Level Up With Derived Columns: Wibbly-Wobbly Timey-Wimey Manipulation

When we released derived columns last year, we already knew they were a powerful way to manipulate and explore data in Honeycomb, but we didn’t realize just how many different ways folks could use them. We use them all the time to improve our perspective when looking at data as we use Honeycomb internally, so we decided to share. So, in this series, Honeycombers share their favorite derived column use cases and explain how to achieve them.

This installment follows the previous post, “Better Math(s)

Have a favorite derived column use case of your own? Send us a screenshot and description and we’ll send you something in the mail 🙂

Make things convenient for yourself

Derived columns are the all-purpose data-massaging multitool of my Honeycomb dogfood experience. Sometimes I want to do something simple, like create a helpful boolean to separate the noise of our internal data from our customers’ data.

$is_honeycomber = CONTAINS($UserEmail, "@honeycomb.io")

And sometimes, I am just really, really sick of looking at time in milliseconds, and want to see the y-axis rescaled to days instead.

$duration_days = DIV($duration_ms, 86400000)

“What’s the big deal? I’m already instrumenting anyways, so it’s easy to go back and add some simple arithmetic in my code.”

The real question here is: how many times have you awkwardly realized days, weeks, or months after starting a project that it would be awfully convenient to emit a new event field that’s merely a function of existing fields?

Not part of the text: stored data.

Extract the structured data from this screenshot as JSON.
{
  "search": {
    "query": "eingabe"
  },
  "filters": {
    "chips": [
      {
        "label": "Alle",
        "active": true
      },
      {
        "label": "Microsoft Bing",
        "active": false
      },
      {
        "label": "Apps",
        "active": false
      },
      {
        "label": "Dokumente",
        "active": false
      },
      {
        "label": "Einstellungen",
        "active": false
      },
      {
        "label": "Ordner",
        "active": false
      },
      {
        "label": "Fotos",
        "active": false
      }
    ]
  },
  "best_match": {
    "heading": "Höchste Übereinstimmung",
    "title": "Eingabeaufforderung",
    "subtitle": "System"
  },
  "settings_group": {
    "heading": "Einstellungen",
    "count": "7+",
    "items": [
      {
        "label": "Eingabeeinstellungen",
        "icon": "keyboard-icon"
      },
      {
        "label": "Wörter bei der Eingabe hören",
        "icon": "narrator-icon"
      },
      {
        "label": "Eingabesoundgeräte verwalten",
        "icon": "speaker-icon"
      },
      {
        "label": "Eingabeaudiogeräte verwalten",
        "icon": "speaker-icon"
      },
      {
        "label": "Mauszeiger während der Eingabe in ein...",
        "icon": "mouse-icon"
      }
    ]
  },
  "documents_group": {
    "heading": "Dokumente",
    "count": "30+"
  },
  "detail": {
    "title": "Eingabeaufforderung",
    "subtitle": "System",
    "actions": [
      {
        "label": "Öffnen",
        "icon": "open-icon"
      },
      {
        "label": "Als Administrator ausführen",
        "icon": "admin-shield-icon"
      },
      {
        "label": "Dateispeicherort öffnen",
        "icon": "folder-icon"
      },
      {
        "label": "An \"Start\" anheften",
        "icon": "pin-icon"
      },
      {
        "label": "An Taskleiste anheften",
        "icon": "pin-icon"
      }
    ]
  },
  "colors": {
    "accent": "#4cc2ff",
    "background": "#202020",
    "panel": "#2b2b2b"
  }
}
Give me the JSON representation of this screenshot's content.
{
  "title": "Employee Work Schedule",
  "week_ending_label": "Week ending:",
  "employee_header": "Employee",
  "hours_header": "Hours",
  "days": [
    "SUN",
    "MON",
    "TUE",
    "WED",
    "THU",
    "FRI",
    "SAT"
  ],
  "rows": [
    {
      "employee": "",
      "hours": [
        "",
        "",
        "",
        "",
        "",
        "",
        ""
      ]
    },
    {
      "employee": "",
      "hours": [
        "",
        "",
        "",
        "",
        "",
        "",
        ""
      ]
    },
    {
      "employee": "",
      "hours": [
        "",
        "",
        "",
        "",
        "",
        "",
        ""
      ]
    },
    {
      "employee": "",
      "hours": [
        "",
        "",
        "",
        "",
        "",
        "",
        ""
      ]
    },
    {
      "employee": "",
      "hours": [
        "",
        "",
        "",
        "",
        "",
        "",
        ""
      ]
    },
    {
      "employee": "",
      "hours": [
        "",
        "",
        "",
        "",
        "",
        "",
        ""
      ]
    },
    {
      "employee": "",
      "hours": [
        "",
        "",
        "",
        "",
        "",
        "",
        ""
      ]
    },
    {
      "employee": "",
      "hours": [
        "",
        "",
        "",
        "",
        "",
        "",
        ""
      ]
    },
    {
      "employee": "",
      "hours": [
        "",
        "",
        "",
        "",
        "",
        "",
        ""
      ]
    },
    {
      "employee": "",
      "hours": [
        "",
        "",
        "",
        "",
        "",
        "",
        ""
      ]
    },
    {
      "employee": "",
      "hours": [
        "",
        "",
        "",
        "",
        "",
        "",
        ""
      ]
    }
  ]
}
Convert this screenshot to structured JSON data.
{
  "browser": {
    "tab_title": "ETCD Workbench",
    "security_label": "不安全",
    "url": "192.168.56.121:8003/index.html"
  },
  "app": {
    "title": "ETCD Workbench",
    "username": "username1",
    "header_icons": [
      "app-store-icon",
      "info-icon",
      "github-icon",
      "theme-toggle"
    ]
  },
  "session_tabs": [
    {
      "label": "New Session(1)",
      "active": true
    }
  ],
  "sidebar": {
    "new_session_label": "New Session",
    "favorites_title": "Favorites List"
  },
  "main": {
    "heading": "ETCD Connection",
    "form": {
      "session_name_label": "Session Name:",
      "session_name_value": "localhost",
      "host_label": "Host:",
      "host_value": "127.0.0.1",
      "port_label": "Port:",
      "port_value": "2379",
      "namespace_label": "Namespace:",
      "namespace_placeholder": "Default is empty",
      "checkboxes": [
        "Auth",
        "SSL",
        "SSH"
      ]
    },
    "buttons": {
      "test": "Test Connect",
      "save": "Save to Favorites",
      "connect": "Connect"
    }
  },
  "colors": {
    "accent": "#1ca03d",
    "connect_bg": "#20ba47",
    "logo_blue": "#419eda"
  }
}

At the beginning of Honeycomb, we started emitting two very useful event fields to dogfood: query.start_time and query.end_time, both formatted as relative time in seconds.

Time traveling instrumentation

True story: About two years later, I hop into the company and help build Honeycomb’s Fast Query Window. I want to investigate how customers will be affected by the changes, and part of this is seeing how large a time window our customers tend to query over — it would be really useful to graph a more human-readable representation of query windows. For example, the time duration in hours instead of in seconds.

query.window_size = (query.end_time - query.start_time) / 3600

Or equivalently in Derived Column notation:

$query.window_hours = DIV(SUB($query.end_time, $query.start_time), 3600)

With traditional instrumentation and monitoring, this is what would have happened.

drawing of timeline with realization of when it would have been good to have instrumentation
This is awkward because there are two years of juicy data where all the data you need in order to calculate window_hours is already logged — it’s just a simple function of start_time and end_time. But it was never explicitly instrumented.

Derived columns are sort of like ad-hoc time-traveling instrumentation. If the function inputs exist in your data, you can go back in time and query the function output as if it was always instrumented.

Image result for tardis math

$query.window_hours = DIV(SUB($query.end_time, $query.start_time), 3600)

 

drawing of going back and doing math to make up for missing instrumentation

Don’t sweat that awkward gap before you realized it would be more useful to instrument something in a different format. Save your dataset the confusion and use a derived column today!